Prime factorization is the process of breaking down a whole number into a set of prime numbers that, when multiplied together, give the original number. Prime numbers play a crucial role here. They are the building blocks of whole numbers, divisible only by 1 and themselves. This makes prime numbers essential in many areas of mathematics, including finding the least common multiple (LCM).
To prime factorize a number, start by dividing it by the smallest prime number (which is 2), and continue with larger primes as needed. For example:

• For the number 45, the prime factorization process involves dividing by 3 (a prime), yielding 15, then dividing 15 by 3 again, resulting in 5. The prime factors here are then represented as \(3^2 \times 5\).
• For 30, you would start dividing by 2, then follow with 3, and finally 5, rendering the factorization \(2 \times 3 \times 5\).
• For 35, since it is not divisible by the smaller prime numbers other than 5 and 7, you get \(5 \times 7\).

Prime factorization lays the groundwork for accurately determining the least common multiple by revealing all prime numbers involved.
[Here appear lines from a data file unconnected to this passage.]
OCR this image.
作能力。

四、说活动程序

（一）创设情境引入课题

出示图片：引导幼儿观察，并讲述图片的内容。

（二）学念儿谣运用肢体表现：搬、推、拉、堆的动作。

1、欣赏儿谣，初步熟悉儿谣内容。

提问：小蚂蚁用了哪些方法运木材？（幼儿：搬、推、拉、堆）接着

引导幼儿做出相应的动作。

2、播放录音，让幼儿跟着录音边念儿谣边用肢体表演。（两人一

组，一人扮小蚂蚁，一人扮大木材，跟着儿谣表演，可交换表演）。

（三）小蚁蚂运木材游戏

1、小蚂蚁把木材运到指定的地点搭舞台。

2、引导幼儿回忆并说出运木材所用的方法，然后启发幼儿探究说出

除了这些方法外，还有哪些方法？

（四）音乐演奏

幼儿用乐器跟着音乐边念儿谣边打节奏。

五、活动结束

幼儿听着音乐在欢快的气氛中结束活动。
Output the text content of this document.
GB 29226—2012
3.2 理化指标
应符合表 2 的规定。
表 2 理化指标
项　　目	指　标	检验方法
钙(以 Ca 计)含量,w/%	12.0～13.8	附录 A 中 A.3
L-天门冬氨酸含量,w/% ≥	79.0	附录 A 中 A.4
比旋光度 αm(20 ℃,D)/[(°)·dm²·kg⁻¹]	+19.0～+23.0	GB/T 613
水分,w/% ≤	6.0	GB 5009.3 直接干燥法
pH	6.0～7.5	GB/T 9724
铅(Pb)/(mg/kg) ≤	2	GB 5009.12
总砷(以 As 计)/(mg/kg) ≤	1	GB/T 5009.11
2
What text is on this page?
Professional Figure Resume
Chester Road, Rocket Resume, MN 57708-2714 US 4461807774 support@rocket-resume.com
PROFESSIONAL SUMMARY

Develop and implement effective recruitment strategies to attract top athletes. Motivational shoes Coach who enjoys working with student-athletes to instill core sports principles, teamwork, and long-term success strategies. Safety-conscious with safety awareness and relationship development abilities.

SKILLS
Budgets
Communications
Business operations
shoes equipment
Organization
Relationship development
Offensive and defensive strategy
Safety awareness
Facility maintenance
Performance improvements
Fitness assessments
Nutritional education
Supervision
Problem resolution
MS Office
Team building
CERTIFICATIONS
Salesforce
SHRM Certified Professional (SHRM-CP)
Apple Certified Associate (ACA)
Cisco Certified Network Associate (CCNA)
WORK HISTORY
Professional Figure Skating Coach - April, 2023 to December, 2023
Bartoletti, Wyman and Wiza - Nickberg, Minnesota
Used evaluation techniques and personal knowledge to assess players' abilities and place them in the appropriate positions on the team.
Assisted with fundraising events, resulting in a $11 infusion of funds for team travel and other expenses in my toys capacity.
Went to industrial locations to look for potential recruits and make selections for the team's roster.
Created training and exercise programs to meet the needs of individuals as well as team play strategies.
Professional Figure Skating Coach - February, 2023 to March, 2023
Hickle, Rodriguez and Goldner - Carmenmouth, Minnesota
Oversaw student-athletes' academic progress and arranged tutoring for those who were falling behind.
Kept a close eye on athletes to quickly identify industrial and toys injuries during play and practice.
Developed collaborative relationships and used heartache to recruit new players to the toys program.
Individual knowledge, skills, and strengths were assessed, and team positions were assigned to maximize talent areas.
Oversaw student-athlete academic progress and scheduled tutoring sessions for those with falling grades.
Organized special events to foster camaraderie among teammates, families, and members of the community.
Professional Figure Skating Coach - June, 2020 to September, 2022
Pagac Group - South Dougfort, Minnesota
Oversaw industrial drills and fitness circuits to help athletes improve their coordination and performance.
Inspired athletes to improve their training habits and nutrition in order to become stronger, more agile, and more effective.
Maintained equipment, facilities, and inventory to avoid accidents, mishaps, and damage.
Prime numbers are natural numbers greater than 1 that have no divisors other than 1 and themselves. They are like the atoms of mathematics — small, indivisible numbers that compose larger numbers. Understanding prime numbers makes it easier to break down composite numbers through factorization.
When working with numbers to find their least common multiple, identifying the prime numbers involved is crucial. For instance:

• 2 is the smallest and the only even prime number.
• 3, 5, and 7 are the next few primes, sequentially.
• These numbers are repeatedly used in factorization as numbers are broken down into their prime components.

A clear grasp of prime numbers enables you to efficiently find which are new factors to consider when calculating the highest powers for the LCM.

The Greatest Power Method is a strategic approach for finding the least common multiple (LCM) of a set of numbers. It revolves around using the prime factorization of each number to determine which powers of the primes should be included in the final LCM calculation. Here's how it works:
After you determine the prime factors of each number, the next step is selecting the highest power of each prime across all factorizations. This method ensures that the least common multiple is found by including each prime factor to the highest degree necessary to account for all numbers in the set.

• From the numbers 45, 30, and 35, the primes involved are \(2, 3, 5,\) and \(7\).
• Take the highest power of each: \(2^1\) from 30, \(3^2\) from 45, \(5^1\) since it appears across all but never squared for these, and \(7^1\) from 35.
• Multiplying these, the LCM is \(2^1 \times 3^2 \times 5^1 \times 7^1 = 630\).

This method ensures you cover all factors at their highest need, finding a product that represents the smallest shared multiple, helping you solve the LCM efficiently.